SINGER Al Stewart from Wimborne, one of the most original talents of the British folk scene in the early 70s, before he settled in the USA, has a line in a song called Nostradamus: “Oh, the more it changes, the more it stays the same.”
The French have a similar saying: “Plus ca change, plus c’est la meme chose,” which is (rather pompously) defined as an expression of “resigned acknowledgement of the fundamental immutability of human nature and institutions.”
This is one of those cases where the French did have a phrase for it first. Plus ca change is regarded as the origin of the aphorism, and is credited to Jean-Baptiste Alphonse Karr, a journalist, novelist and critic renowned for his caustic wit. A man of many talents, he edited Le Figaro, bred many varieties of flowers, founded the French trade in cut flowers and gave his name to a species of bamboo. Presumably he liked constantly to test the truth of his most famous epigram.
Nowadays both phrases are too wordy for the txt-spk generation and you are more likely to hear “Same old, same old,” which I suppose makes up in brevity what it lacks in elegance.
We found ourselves musing on the way things don’t change as we ploughed through the horticulture and handicraft results for the Gillingham and Shaftesbury Show. Here you find a world that has hardly moved on since the 1930s and certainly hasn’t changed since we were (very) young journalists covering flower shows and the New Forest Show for the local papers – the Lymington Times, the Echo and the Western Gazette.

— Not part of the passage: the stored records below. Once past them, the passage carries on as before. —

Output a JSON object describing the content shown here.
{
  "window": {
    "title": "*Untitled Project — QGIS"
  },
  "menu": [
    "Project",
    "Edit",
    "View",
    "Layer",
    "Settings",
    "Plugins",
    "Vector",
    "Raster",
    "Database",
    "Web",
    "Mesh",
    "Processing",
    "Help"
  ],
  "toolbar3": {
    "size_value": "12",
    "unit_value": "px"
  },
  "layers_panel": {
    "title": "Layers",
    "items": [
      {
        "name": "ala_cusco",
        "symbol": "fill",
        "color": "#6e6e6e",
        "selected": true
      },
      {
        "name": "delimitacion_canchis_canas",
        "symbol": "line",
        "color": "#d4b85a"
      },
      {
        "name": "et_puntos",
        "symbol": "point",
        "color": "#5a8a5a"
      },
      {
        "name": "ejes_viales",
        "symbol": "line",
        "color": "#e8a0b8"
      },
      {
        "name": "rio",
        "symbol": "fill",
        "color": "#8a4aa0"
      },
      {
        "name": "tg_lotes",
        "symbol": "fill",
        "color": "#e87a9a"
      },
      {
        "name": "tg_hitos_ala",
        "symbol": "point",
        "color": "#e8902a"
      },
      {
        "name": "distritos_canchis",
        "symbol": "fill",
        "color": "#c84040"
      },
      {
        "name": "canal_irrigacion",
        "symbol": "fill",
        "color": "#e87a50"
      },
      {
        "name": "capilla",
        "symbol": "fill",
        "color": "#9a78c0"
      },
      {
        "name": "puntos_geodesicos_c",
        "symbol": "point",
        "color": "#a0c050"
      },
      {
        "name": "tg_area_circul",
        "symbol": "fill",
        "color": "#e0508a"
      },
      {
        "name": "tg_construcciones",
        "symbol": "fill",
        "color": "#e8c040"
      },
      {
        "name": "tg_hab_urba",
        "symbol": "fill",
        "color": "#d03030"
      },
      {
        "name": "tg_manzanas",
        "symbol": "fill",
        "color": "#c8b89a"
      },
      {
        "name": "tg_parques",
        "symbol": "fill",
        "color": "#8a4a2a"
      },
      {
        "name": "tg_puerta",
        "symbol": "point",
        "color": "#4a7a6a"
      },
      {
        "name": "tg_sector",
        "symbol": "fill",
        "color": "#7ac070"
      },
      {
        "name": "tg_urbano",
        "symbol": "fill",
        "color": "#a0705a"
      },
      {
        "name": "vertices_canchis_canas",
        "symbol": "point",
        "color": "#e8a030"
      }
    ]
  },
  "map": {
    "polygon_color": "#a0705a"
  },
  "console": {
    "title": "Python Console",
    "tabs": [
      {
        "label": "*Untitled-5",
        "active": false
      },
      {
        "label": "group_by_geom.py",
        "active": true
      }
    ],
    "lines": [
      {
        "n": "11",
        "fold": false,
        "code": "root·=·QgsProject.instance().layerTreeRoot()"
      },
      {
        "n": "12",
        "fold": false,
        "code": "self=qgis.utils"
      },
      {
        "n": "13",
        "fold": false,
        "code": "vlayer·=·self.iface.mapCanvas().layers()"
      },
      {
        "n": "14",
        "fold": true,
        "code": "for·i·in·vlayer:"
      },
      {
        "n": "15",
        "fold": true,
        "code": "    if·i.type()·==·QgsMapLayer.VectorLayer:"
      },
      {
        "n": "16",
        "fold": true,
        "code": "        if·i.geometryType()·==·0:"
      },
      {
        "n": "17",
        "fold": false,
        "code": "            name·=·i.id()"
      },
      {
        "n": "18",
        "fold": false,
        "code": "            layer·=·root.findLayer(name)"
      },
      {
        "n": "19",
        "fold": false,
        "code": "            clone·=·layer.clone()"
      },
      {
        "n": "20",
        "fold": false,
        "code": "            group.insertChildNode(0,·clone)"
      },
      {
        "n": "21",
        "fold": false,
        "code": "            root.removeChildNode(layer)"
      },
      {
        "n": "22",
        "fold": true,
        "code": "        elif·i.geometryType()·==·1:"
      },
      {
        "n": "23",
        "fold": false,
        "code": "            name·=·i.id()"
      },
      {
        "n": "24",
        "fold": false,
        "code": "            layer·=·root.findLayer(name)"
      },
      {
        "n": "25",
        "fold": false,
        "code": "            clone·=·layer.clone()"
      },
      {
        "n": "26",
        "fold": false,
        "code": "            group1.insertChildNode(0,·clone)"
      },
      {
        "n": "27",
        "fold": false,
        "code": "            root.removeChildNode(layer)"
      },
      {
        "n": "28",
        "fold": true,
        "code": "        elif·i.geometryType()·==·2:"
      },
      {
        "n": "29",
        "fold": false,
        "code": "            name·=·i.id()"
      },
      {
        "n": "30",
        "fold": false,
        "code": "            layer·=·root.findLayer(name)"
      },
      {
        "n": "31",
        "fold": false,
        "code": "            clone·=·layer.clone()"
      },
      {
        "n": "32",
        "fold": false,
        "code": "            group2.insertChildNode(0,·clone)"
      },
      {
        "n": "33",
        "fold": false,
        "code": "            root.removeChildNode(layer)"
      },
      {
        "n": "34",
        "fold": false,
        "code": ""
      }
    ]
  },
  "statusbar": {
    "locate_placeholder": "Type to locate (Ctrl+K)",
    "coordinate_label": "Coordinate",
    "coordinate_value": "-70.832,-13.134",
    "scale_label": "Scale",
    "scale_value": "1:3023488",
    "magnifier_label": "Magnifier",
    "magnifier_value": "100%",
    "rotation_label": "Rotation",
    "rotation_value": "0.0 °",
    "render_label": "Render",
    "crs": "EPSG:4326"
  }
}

There are still the classes for the longest runner bean or leek, five potatoes (coloured) and the infinite complexities of dahlias (pompom, cactus, semi-cactus and the rest). There are the floral art classes with exotic subjects such as “Tropical heatwave” (dream on, this summer) or “Elevated elegance” and there is always one theme which invites the more adventurous and artistic to try something contemporary.
Moving on to homecraft, there are inklings of change with classes for a loaf made in a bread-maker and a gluten-free Madeira cake, but the old favourites are still there – butterfly cakes (no sign of trendy cupcakes), Dundee cake, cheese straws, Dorset apple cake, strawberry jam, lemon curd and pickled onions.
Many shows struggle to attract youngsters and part of the reason may be that many of the competitions bear no relation to the lives of today’s children. It is rather endearing to find classes for a bug or insect made from an egg carton, a clown’s face on a paper plate or a person made from fruit or vegetables. The subjects are deeply nostalgic – I remember them from earliest school days, all our entries lined up on the long trestle table on the village green and the prize-giving afterwards in the village hall. It is a far, far cry from the world of the iPad and the smartphone and the latest (computer) games.
The classes may not have changed, but the way we record the results certainly has. There used to be a press tent at the New Forest Show, a three day show which drew entries from a vast area of the south and west. In those pre-computer, pre-digital days, we had to write everything down, type everything, and then get the countless pages of results over to our respective newsrooms – not too difficult for my colleagues with offices in the New Forest, but a long drive for me to the Gazette office in Yeovil.
Nowadays, thanks to the wonders of wifi, laptops and digital cameras we can take photos on the ground and straightaway transmit or tweet them to the office or the world, and the results come straight from the show secretary’s office to our home computer, ready to be edited and transmitted onwards to go to press.
But our fondest memory is still from one of those old children’s handicraft classes in a flower show in Christchurch, where the prize for the “person made from a vegetable” went to the potato that looked like Mick Jagger.